A number of comments have been made within the course of this debate, including by the last speaker, about why we were closing the chronic diseases scheme. I think he used the words, 'If it ain't broke, why fix it?' Nothing could be further from the truth. In my own electorate I have received numerous complaints from constituents who have accessed the scheme only to find that they have been treated for ailments that they did not believe they had and that, on second opinion, they found they did not have; that the cost of the treatment they received was wildly inflated so as to access the entirety of the Chronic Disease Dental Scheme budget for their individual allocation; and that shoddy work was performed on more than one occasion.

I had somebody come into my office and seek my assistance because they had been provided with a dental plate that did not fit. They were unable to eat in the normal way that you and I would expect somebody who has just undergone significant dental treatment and had a new plate fitted to be able to do. They could not even chew on a sausage, such was the poor quality of the work. So somebody saying, 'The scheme isn't broke, so why fix it?' shows that they are clearly out of step with the community and out of touch with reality—and that is before we get to the cost of the scheme.

The scheme that was introduced by, I believe, the current Leader of the Opposition, who was the then Health Minister. He brought in the legislation to bring about the Chronic Disease Dental Scheme. We were told it was going to cost $90 million a year. It is currently costing over $1 billion a year, so no more evidence is needed as to why something is wrong. We have heard numerous examples of how the scheme has been rorted. It is not means tested. It is poorly targeted. So it was a poorly designed scheme from the get-go. Its aims, I will say, were absolutely laudable. I think the aim of ensuring that people with chronic dental diseases have a mechanism by which they can have those diseases treated, and treated in an affordable way—and treated quickly—is laudable and would enjoy the support of all members in this place. But to have a scheme that is aimed at ensuring that extended from everyone on a pension to those on multimillion-dollar salaries, and to have a scheme which is so poorly designed as to allow the sorts of rorting that has gone on, is not in the public interest. That is why we are moving, through this legislation, to reform the scheme and replace it with one that is means tested, that is targeted and that I hope will become the Medicare-isation of dental health care in this country—and it matters a lot.

This is aimed at children and aimed at improving the public health dental waiting list. But there is another group of people we should be focused on. On more than one occasion I have had employers talk to me about this issue and the importance of dental health to improving somebody's employability. If they have two job applicants come through the door and sit down for a job interview, and one starts to talk and they have are poor, decayed and gapped teeth, and the second person, sitting alongside them, has all the same aptitudes but does not suffer the same diseases and the same problem, the second person is more likely to be employed. I do not endorse that approach, but it is a reality. I have had job seekers say the same thing to me as well. So it is not just a cosmetic thing, and it is not just a health thing; it actually impacts on somebody's capacity to look for work and to be successful in job applications. I think the bill before the House is a first and important step in overhauling this scheme and will provide real benefits to people who live in electorates like mine.

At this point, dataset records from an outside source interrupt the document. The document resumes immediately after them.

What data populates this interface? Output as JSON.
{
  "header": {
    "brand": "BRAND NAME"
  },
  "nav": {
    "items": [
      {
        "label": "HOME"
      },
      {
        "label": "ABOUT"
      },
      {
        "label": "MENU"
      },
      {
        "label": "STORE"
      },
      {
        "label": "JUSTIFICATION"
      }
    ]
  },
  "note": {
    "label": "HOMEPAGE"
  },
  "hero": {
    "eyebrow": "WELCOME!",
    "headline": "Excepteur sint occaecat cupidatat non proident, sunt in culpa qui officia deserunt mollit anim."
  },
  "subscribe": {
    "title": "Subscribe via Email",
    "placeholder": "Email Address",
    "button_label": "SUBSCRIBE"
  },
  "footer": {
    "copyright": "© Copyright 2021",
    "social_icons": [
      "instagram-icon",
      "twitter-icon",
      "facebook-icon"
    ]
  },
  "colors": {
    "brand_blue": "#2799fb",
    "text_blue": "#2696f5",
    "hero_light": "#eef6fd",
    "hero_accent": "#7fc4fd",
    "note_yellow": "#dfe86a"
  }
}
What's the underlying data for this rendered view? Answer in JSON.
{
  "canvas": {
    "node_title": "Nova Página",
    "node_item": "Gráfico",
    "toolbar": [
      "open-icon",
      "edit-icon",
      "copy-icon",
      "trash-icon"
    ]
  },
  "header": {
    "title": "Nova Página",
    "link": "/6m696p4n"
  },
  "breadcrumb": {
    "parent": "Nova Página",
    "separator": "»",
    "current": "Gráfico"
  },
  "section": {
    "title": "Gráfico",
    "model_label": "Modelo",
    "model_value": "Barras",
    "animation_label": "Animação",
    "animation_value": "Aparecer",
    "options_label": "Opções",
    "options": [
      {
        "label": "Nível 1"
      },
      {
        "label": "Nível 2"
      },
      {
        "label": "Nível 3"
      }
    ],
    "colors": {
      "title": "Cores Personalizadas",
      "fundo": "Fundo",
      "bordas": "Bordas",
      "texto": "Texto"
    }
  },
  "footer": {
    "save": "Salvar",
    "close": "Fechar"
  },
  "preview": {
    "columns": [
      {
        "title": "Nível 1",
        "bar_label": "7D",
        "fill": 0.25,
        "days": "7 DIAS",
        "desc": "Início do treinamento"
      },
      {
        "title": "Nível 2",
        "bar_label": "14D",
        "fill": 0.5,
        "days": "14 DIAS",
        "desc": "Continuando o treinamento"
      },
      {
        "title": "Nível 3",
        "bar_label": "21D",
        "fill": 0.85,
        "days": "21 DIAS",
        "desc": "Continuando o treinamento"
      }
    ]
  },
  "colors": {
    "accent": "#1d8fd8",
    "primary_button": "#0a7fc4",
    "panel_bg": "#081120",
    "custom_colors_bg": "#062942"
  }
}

I will conclude by once again congratulating the tireless work of the Illawarra Dental Health Action Group, its chairperson, Alan Scott, and the many people who have campaigned for over a decade to provide support to local constituents and advocated on behalf of public dental health patients. It has been an important organisation in ensuring that we get the sort of change that we are debating in this chamber today. I commend the legislation to the House.